When looking at a customer's journey to purchase a product, many elements need to be analyzed to understand their profile and buying behavior toward revolving credit. A credit limit sets the maximum amount of credit allocated to your account. You can either pay off the debt in full after each billing cycle, carry it over from one month to the next, or "roll" the balance. You must make a minimum monthly payment when you roll over a balance. This can be a fixed amount or a percentage of your overall compensation, whichever is higher. Other charges, such as annual fees, origination fees, or costs for missing or late payments, may also apply. You can find the details in the small print of your revolving credit agreement.
Credit cards, personal credit, and mortgage credit lines revolve around recognition. A credit line allows you to withdraw funds from your account up to your credit limit, and when you return them, the amount of credit available in your account increases. In addition, a company may suspect fraudulent activity for many reasons. Perhaps a regular customer places a larger order than others. Maybe the orders come in quick succession and for lower than average amounts. Taking a risk on these orders could lead to fraud, but rejecting these orders could also lead to false positives.

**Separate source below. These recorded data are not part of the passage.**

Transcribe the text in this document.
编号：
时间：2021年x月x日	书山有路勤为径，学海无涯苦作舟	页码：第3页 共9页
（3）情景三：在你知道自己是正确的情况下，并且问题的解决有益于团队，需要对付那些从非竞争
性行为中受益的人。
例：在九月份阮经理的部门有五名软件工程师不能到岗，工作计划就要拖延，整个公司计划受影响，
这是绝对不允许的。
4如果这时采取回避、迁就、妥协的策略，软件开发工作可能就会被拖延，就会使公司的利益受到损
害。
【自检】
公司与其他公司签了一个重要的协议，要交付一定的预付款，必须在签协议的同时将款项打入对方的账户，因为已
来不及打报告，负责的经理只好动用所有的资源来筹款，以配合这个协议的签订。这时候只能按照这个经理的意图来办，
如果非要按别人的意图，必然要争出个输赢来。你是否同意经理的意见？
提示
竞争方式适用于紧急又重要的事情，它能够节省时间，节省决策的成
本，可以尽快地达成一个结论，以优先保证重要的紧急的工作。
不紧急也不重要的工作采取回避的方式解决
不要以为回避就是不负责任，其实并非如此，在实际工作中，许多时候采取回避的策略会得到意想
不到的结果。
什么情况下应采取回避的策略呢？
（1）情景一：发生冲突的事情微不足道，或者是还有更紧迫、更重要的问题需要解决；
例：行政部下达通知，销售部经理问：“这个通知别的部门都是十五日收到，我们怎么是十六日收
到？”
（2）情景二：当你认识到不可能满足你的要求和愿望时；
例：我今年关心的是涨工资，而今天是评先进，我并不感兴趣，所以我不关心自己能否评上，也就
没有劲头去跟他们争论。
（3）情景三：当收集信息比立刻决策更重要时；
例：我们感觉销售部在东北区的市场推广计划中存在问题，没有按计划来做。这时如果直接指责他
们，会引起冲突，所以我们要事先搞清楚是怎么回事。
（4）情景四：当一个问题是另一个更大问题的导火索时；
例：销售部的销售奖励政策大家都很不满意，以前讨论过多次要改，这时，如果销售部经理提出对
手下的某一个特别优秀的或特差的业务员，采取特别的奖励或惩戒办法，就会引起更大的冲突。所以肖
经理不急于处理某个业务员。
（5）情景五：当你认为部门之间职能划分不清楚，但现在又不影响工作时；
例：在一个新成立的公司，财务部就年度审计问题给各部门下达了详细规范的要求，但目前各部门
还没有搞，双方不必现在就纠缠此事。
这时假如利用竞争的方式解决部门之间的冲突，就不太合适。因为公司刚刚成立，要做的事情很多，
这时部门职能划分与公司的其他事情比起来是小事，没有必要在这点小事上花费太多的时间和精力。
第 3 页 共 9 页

According to Equifax, there are five critical stages in a customer's digital journey:
Good customers create accounts or connect to existing accounts during the acquisition phase. They have gone through the stages of awareness and deliberation, recognizing that they want to buy something and navigating their choices across multiple websites. Customers show their intention to add items to their shopping cart, check out and place an order when they reach the acquisition stage. These orders are typically card-not-present (CNP) transactions in the digital customer journey. While all these elements are crucial, businesses are more likely to encounter false positives throughout the buying process. Companies that ignore the time it takes for customers to reach the acquisition stage create friction and lose money. We discuss three strategies for eliminating false positives and taking the guesswork out of approval or rejection transactions.
According to Aite Group, false positives currently cost US businesses $443 billion. That's a lot of money to bet on the fear of fraud and suspected fraud cases. We overlook false positives because Internet companies are more concerned with fraud prevention than lost sales. However, this is not always the best strategy. The first step in eliminating false positives is to avoid fraudulent labeling orders. The goal is to look for reasons to approve an order rather than reject it. Once a company has changed how it tracks false positives, it can learn more about its false-positive rates. It can also look at customer data to see what specific orders look like. Also, apply AI based on a vast data network to help approve legitimate requests automatically.
Companies that use AI and machine learning in their fraud protection strategy have access to a fraud consortium booting order approvals and reducing fraud-related risks. In milliseconds, AI and machine learning evaluate billions of data points, find relationships, calculate probabilities, and estimate risk using enormous computational and memory resources. This allows fraud detection systems to move to the next level of fraud prevention: prediction.
Businesses need to build identity trust at every point in the customer experience, not just to prevent fraud. Behind payments, account creations, and login events, a trusted identity platform defines the level of trust for each identity.
The best choice will probably depend on your needs as a lender and what you are looking for in a detection system. In addition, many lenders will also have their preferences. Don't be afraid to try several options if you can. There is no guarantee that any one detection system will have a set of features that improve the efficiency of your lending process. At Bleckwen, we can detect fraud using artificial intelligence by learning from and improving on past examples. Our model compares your data to our sources, reassembling a single point of real-time scoring for fast lending decisions.